E.g. a Dutch user would have a locale where the decimal separator is a comma,
but a csv file to be imported could have a dot in that place, like in most other
locales. 
So: it would be useful to have the option to (temporarily) switch to a different
locale in the csv import wizzard.
Comment 1 oc 2004-01-07 15:52:27 UTC
Hi Bettina,
one4you
Comment 2 afmoene 2004-11-06 19:42:18 UTC
Check with Excel (I think it is Office 2000): under a button named 'advanced' in
the text file import wizard you can change the decimal and thousands separators.
So you don't have to fiddle with the locale. Anyway, a lot of users don't have a
clue about what a locale is, let alone that under Windows it is unclear who and
what decides what the locale is. Users simply have a file that does not import
correctly. Once the user found out that the file says 3,14 whereas the user
knows that Calc wants 3.14 he/she simply wants to tell Calc: interpret this
comma as a point!

Cheers, Arnold 
Comment 3 nervenet 2005-01-29 09:20:16 UTC
Hi,

It seems that exporting a spreadsheet to CSV format is affected by the same issue.

I use OpenOffice 1.1.2 and 1.1.4 (Windows/Linux and Linux respectively) in
Spanish, we use as decimal separator the character "," and not a dot.

When attempting to export a spreadsheet to a CSV file by default as field
separator the character "," is used but nothing is done to convert the decimal
values, so all decimal values have it "," as decimal separator.

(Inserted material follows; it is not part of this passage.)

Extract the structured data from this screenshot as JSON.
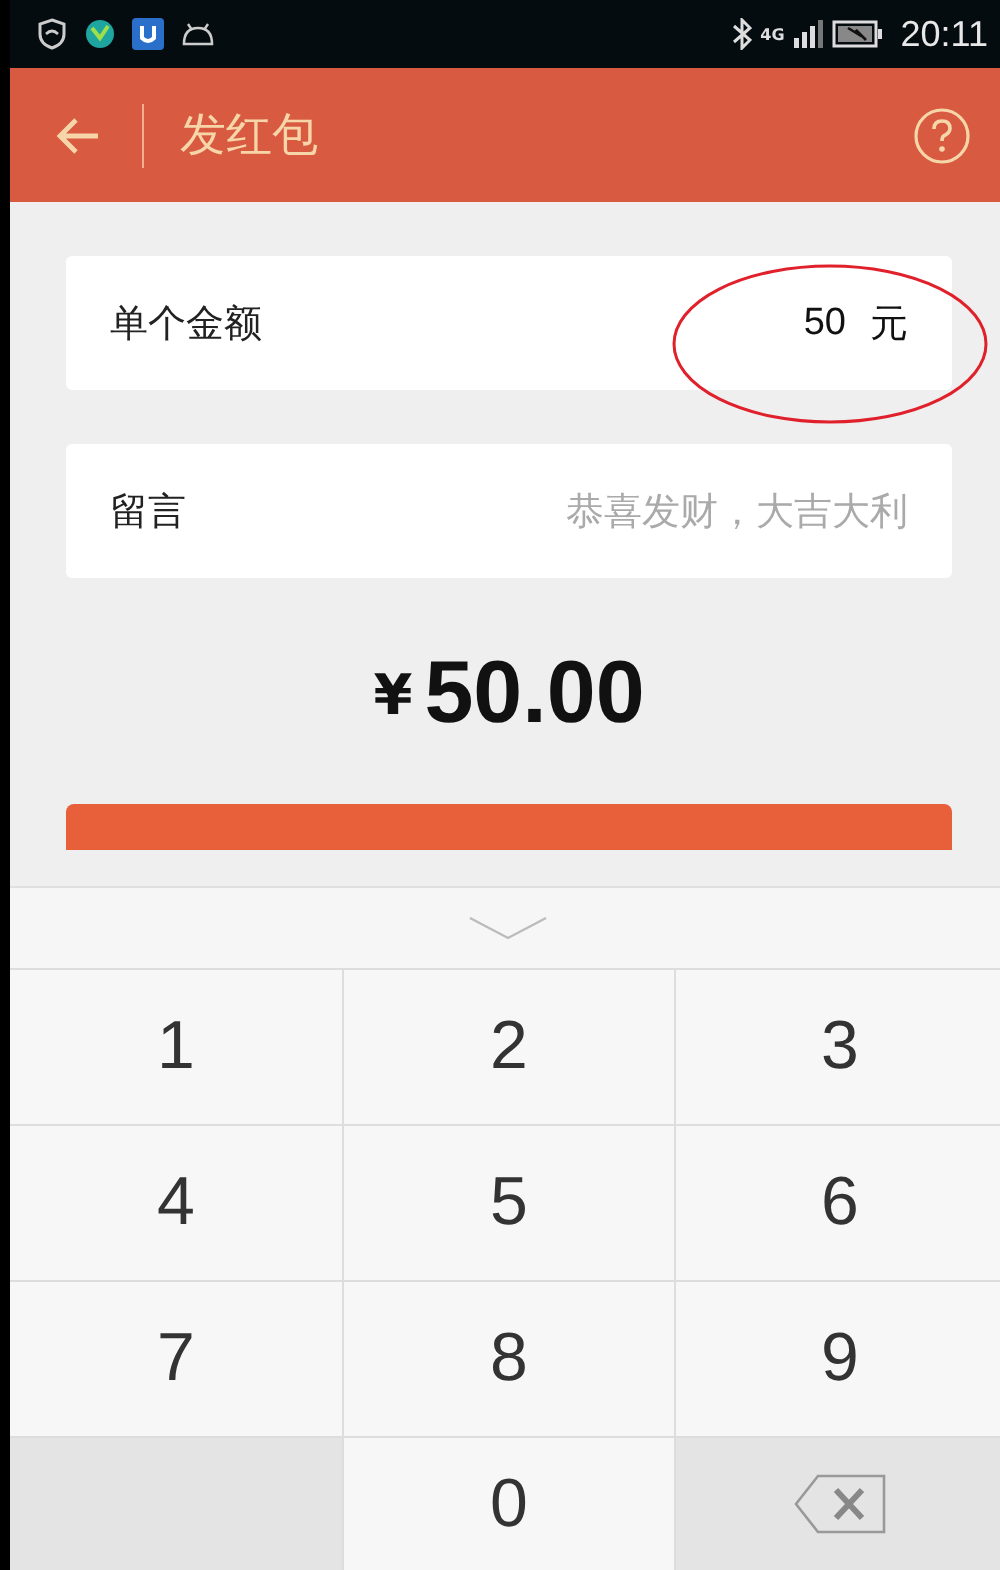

The CSV
generated file is useless.

IMHO OpenOffice should include a way to let the user especify the decimal
separator to be exported and/or warn him when the locale settings are in
conflict with the used CSV separators.

I can confirm that OO Versions 1.1.2 and 1.1.4 (Spanish versions) have the same
CSV exporting/locale issue. 

Regards.
Comment 4 bettina.haberer 2010-05-21 15:10:31 UTC
To grep the issues easier via "requirements" I put the issues currently lying on
my owner to the owner "requirements".